Shapash - Recourse and What-If Simulation¶
This notebook shows how to simulate changes on an individual (what-if) and measure their impact on prediction and local contributions.
[ ]:
import numpy as np
import pandas as pd
from category_encoders import one_hot
from sklearn.ensemble import RandomForestRegressor
from sklearn.metrics import mean_absolute_error, r2_score
from sklearn.model_selection import train_test_split
from shapash import SmartExplainer
from shapash.data.data_loader import data_loading
1. Load data and train a baseline model¶
[ ]:
house_df, house_dict = data_loading("house_prices")
target_name = "SalePrice"
X_raw = house_df.drop(columns=[target_name]).copy()
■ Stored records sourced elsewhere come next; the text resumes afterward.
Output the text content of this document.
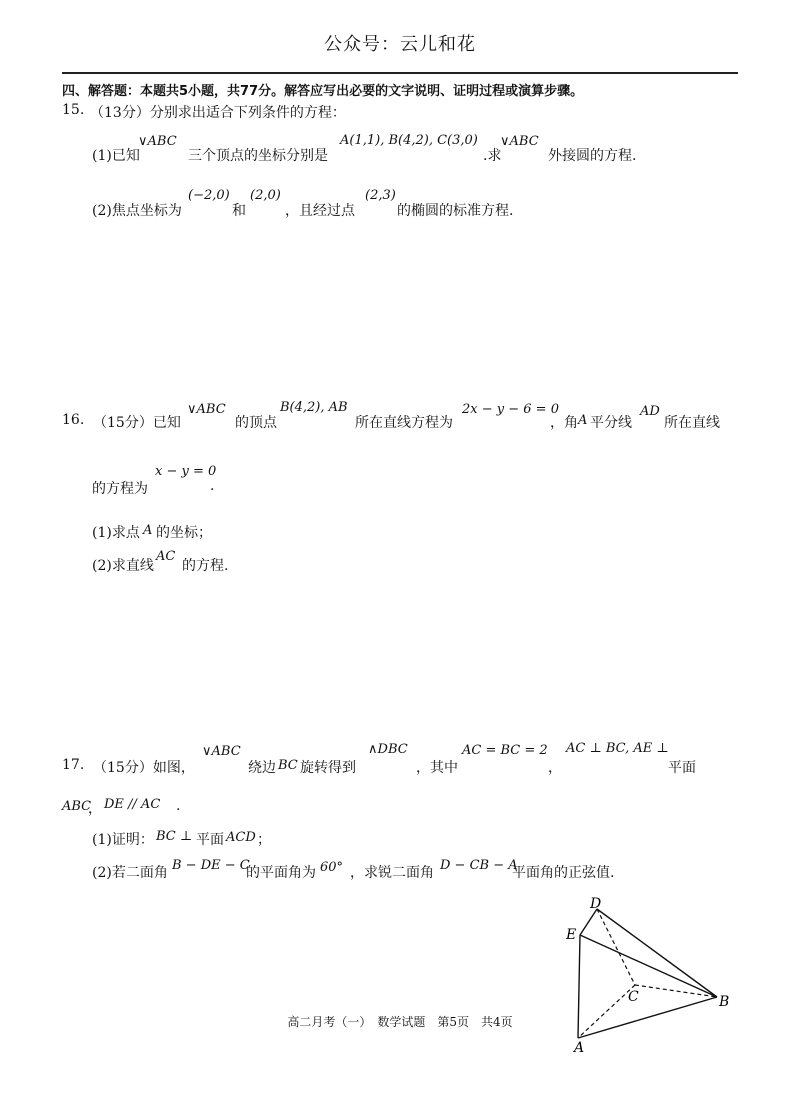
公众号：云儿和花
四、解答题：本题共5小题，共77分。解答应写出必要的文字说明、证明过程或演算步骤。
15. （13分）分别求出适合下列条件的方程：
(1)已知
∨ABC
三个顶点的坐标分别是
A(1,1), B(4,2), C(3,0)
.求
∨ABC
外接圆的方程.
(2)焦点坐标为
(−2,0)
和
(2,0)
，且经过点
(2,3)
的椭圆的标准方程.
16. （15分）已知
∨ABC
的顶点
B(4,2), AB
所在直线方程为
2x − y − 6 = 0
，角 A 平分线
AD
所在直线
的方程为
x − y = 0
.
(1)求点 A 的坐标；
(2)求直线
AC
的方程.
17. （15分）如图，
∨ABC
绕边 BC 旋转得到
∧DBC
，其中
AC = BC = 2
，
AC ⊥ BC, AE ⊥
平面
ABC
， DE // AC .
(1)证明： BC ⊥ 平面 ACD ；
(2)若二面角 B − DE − C
的平面角为 60° ，求锐二面角 D − CB − A
平面角的正弦值.
D
E
C	B
A
高二月考（一）　数学试题　第5页　共4页
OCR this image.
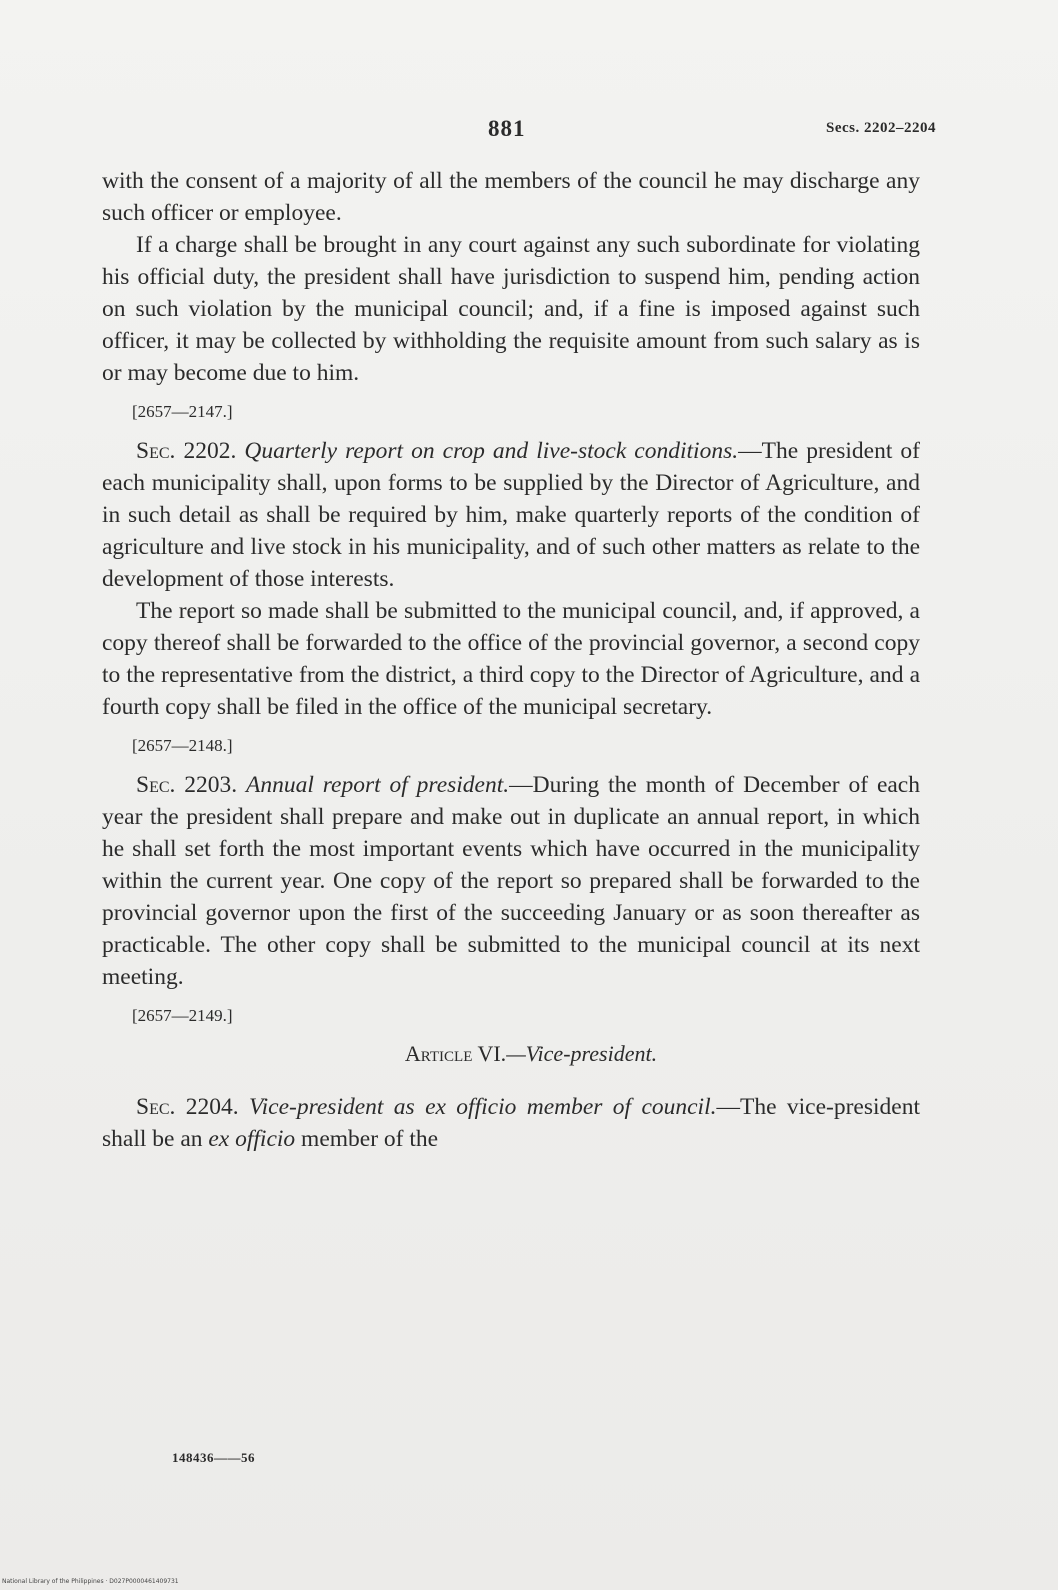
881	Secs. 2202–2204

with the consent of a majority of all the members of the council he may discharge any such officer or employee.

If a charge shall be brought in any court against any such subordinate for violating his official duty, the president shall have jurisdiction to suspend him, pending action on such violation by the municipal council; and, if a fine is imposed against such officer, it may be collected by withholding the requisite amount from such salary as is or may become due to him.

[2657—2147.]

Sec. 2202. Quarterly report on crop and live-stock conditions.—The president of each municipality shall, upon forms to be supplied by the Director of Agriculture, and in such detail as shall be required by him, make quarterly reports of the condition of agriculture and live stock in his municipality, and of such other matters as relate to the development of those interests.

The report so made shall be submitted to the municipal council, and, if approved, a copy thereof shall be forwarded to the office of the provincial governor, a second copy to the representative from the district, a third copy to the Director of Agriculture, and a fourth copy shall be filed in the office of the municipal secretary.

[2657—2148.]

Sec. 2203. Annual report of president.—During the month of December of each year the president shall prepare and make out in duplicate an annual report, in which he shall set forth the most important events which have occurred in the municipality within the current year. One copy of the report so prepared shall be forwarded to the provincial governor upon the first of the succeeding January or as soon thereafter as practicable. The other copy shall be submitted to the municipal council at its next meeting.

[2657—2149.]
Article VI.—Vice-president.

Sec. 2204. Vice-president as ex officio member of council.—The vice-president shall be an ex officio member of the

148436——56
National Library of the Philippines · D027P0000461409731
y = house_df[[target_name]]
categorical_cols = X_raw.select_dtypes(include=["object", "category"]).columns.tolist()
numeric_cols = [c for c in X_raw.columns if c not in categorical_cols]
X_train_raw, X_test_raw, y_train, y_test = train_test_split(
X_raw, y, test_size=0.25, random_state=42
)
num_fill_values = X_train_raw[numeric_cols].median()
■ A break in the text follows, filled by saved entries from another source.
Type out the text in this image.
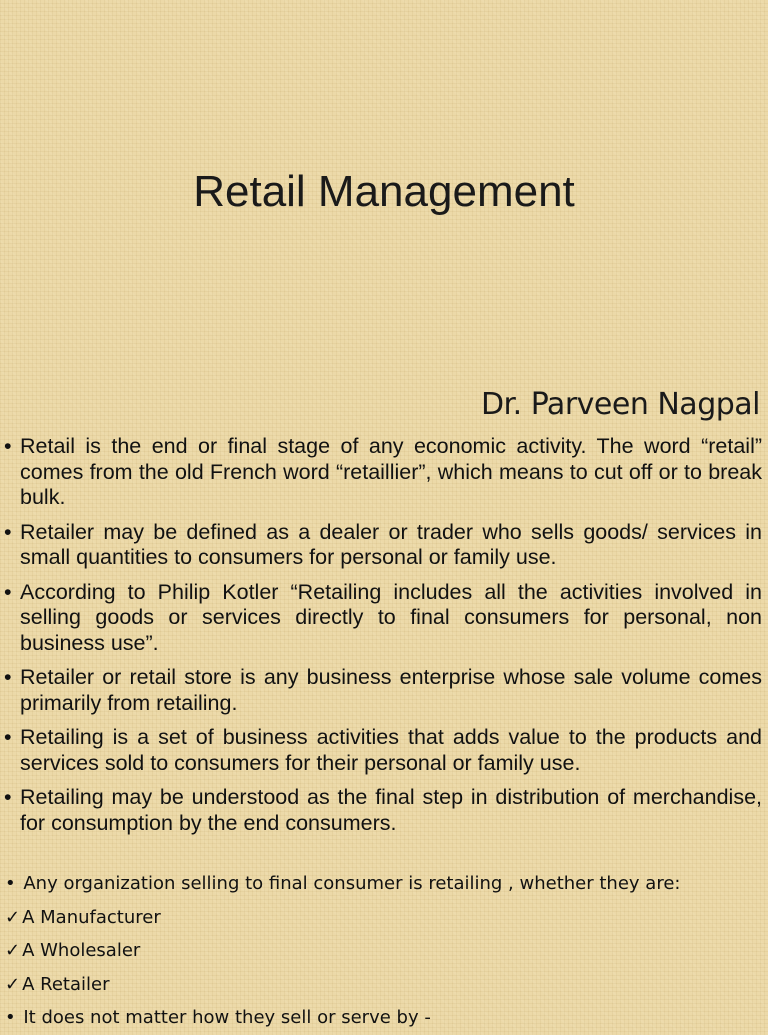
Retail Management
Dr. Parveen Nagpal
• Retail is the end or final stage of any economic activity. The word “retail” comes from the old French word “retaillier”, which means to cut off or to break bulk.
• Retailer may be defined as a dealer or trader who sells goods/ services in small quantities to consumers for personal or family use.
• According to Philip Kotler “Retailing includes all the activities involved in selling goods or services directly to final consumers for personal, non business use”.
• Retailer or retail store is any business enterprise whose sale volume comes primarily from retailing.
• Retailing is a set of business activities that adds value to the products and services sold to consumers for their personal or family use.
• Retailing may be understood as the final step in distribution of merchandise, for consumption by the end consumers.
• Any organization selling to final consumer is retailing , whether they are:
✓ A Manufacturer
✓ A Wholesaler
✓ A Retailer
• It does not matter how they sell or serve by -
cat_fill_values = X_train_raw[categorical_cols].mode(dropna=True).iloc[0]
X_train_ready = X_train_raw.copy()
X_test_ready = X_test_raw.copy()
X_train_ready[numeric_cols] = X_train_ready[numeric_cols].fillna(num_fill_values)
X_test_ready[numeric_cols] = X_test_ready[numeric_cols].fillna(num_fill_values)
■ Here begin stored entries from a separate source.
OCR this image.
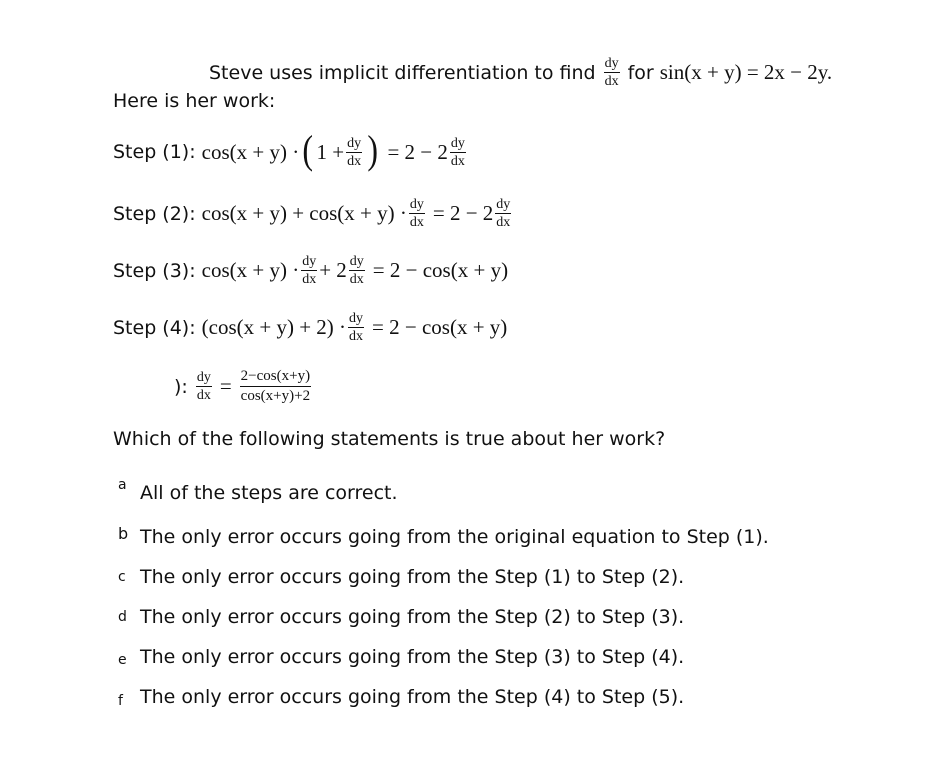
Steve uses implicit differentiation to find $\frac{dy}{dx}$ for sin(x + y) = 2x − 2y.
Here is her work:
Step (1): cos(x + y) · ( $1 + \frac{dy}{dx}$ ) = $2 - 2 \frac{dy}{dx}$
Step (2): $\cos(x + y) + \cos(x + y) \cdot \frac{dy}{dx} = 2 - 2 \frac{dy}{dx}$
Step (3): $\cos(x + y) \cdot \frac{dy}{dx} + 2 \frac{dy}{dx} = 2 - \cos(x + y)$
Step (4): $(\cos(x + y) + 2) \cdot \frac{dy}{dx} = 2 - \cos(x + y)$
): $\frac{dy}{dx} = \frac{2-\cos(x+y)}{\cos(x+y)+2}$
Which of the following statements is true about her work?
a All of the steps are correct.
b The only error occurs going from the original equation to Step (1).
c The only error occurs going from the Step (1) to Step (2).
d The only error occurs going from the Step (2) to Step (3).
e The only error occurs going from the Step (3) to Step (4).
f The only error occurs going from the Step (4) to Step (5).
X_train_ready[categorical_cols] = X_train_ready[categorical_cols].fillna(cat_fill_values)
X_test_ready[categorical_cols] = X_test_ready[categorical_cols].fillna(cat_fill_values)
preprocessing = one_hot.OneHotEncoder(cols=categorical_cols)
X_train = preprocessing.fit_transform(X_train_ready)
X_test = preprocessing.transform(X_test_ready)
model = RandomForestRegressor(n_estimators=300, random_state=42, n_jobs=-1)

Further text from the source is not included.